Fuimos capaces de completar el sueño de Frei Montalva al interior de una coalición de centro-izquierda (la Concertación), sobre la base de la reforma (no de la revolución), “sin odio, sin violencia, sin temor”, como dijimos en el mítico plebiscito de 1988, de vuelta de los modelos refundacionales y del “todo o nada” en que creíamos poder reinventar Chile cada seis años. No dudo en afirmar que, en la perspectiva de la historia, esos 20 años van a ser vistos como los mejores 20 años de los últimos 100 años de la historia de Chile. No es poca cosa.

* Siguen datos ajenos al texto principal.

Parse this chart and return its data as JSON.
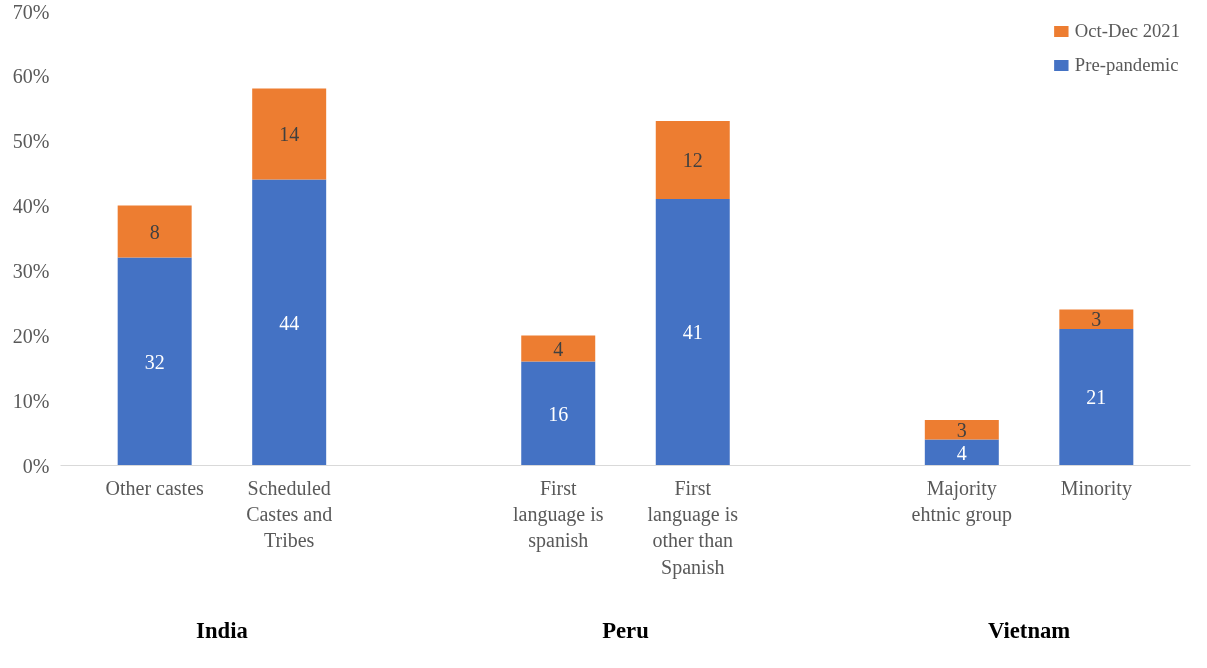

“Somos la continuidad histórica de Chile”, fue la frase del propio Frei Montalva, que hizo reventar el Teatro Caupolicán en 1980; eso somos, precisamente, las fuerzas de “avanzada social”, como las denominaba ese gran intelectual y político, Eugenio González (PS), a fines de los años 40; desde el Frente Popular hasta la Concertación, somos la continuidad histórica de Chile, camino a constituirnos en una Nueva Mayoría que sea capaz de impulsar los cambios que el Chile de hoy y de mañana necesita, pensando en los próximos 20 años, precisamente porque hemos sido capaces de introducir los grandes cambios de los últimos 20 años.

Ahora hay que profundizar esos cambios y proyectarlos hacia este “nuevo ciclo”, sin nostalgias y sin renegar de nuestra historia más reciente, no como un “bis” o un más de lo mismo —los jóvenes no estarían disponibles para esa no-aventura y los que no somos tan jóvenes tampoco— sino sobre nuevas bases.